Lemonade is evangelizing their category. Not their brand.
They are reminding us that life without insurance would actually be terrible. Homeownership would decrease dramatically. Driving would become as dangerous as walking around in public while holding tens of thousands of dollars in your hands, fearful that if you accidently bump into someone, all your money will fall and fly away. So much of basic society would cease to function without insurance.
Yet, we bet if you asked the average consumer if they could wave a magic wand and have insurance companies disappear, many would choose YES…and many would regret it after the fact.
Legacy insurance companies stopped making the case for why the insurance category is legendary. They fell into the competition trap.
Lemonade is now leading the insurance parade.
In fact, this is what the first 1st minute of this Lemonade investor video shows. They are putting a spotlight on hate mail for insurance. They have consumers say insurance is boring, overwhelming, a rip-off, and evil.
This is the ‘fall’ chapter.
All this corresponds with data we’ve seen from the insurance category.
- In 2018, the insurance industry collectively spent $6.7 billion in advertising. If insurance advertising spend was a company, it would make the Fortune 500 list.
- Insurance advertising is not about creating awareness. Everyone knows all of the big insurance companies. It is about switching…. AKA competing.
- This is because they know consumers hate insurance and have no loyalty to companies they don’t believe have their interests at heart. Per a study we conducted in 2019, we found the following:
- 51% of US consumers with auto insurance are willing to switch to another company. Two thirds have previously switched.
- 45% of US consumers with homeowners insurance are willing to switch to another company. The same percentage have previously switched
Category neglect, coupled with endless price/feature competition, devalued the category. And every brand in it.
This combination is what creates a massive death spiral: consumers hate insurance, and insurance companies market to their hate to get them to “switch” to the lesser of two evils. In the end, no one does anything to fix the underlying category problems because insurance is a massive industry. And as long as you get your competitive share enough to hit your annual target, who cares. Right?
And yet, 29% to 60% of insurance customers are willing to buy insurance from a company outside the insurance industry! This is what happens when an entire category takes its eye off the ball. The category is the single point of failure.
No market category, no demand, no revenue.
And allowing the perception of your category to go to shit is a sign of a massive industry leadership failure. It also creates an extraordinary opportunity for innovation and startups.

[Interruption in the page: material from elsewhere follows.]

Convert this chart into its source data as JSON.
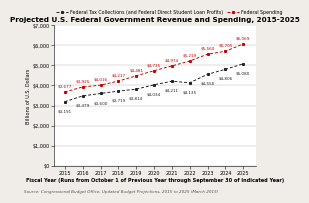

The above letter & video explain why Lemonade is a category designer, on its way to becoming a Category Queen.
Not just because of its tech that enables a better customer experience, but because of its business model that rebuilds trust with consumers.
This is the ‘redemption’ chapter.
Most insurance companies agree insurance is a necessary evil and just market that they can do it faster/cheaper. They are like apes fighting over a limited number of bananas.
Meanwhile, category designers plant more banana trees.
That is to say, they lead and grow the category.
In Lemonade’s case, they are taking over. They are leading, acknowledging the current category paradigm sucks and proclaiming, as all category designers do, “There has got to be a different way!” They are asserting what consumers secretly hate and secretly love about the category. And presenting a solution that is radically different and radically generous.
Lemonade is the quintessential example of what it means to redesign a category.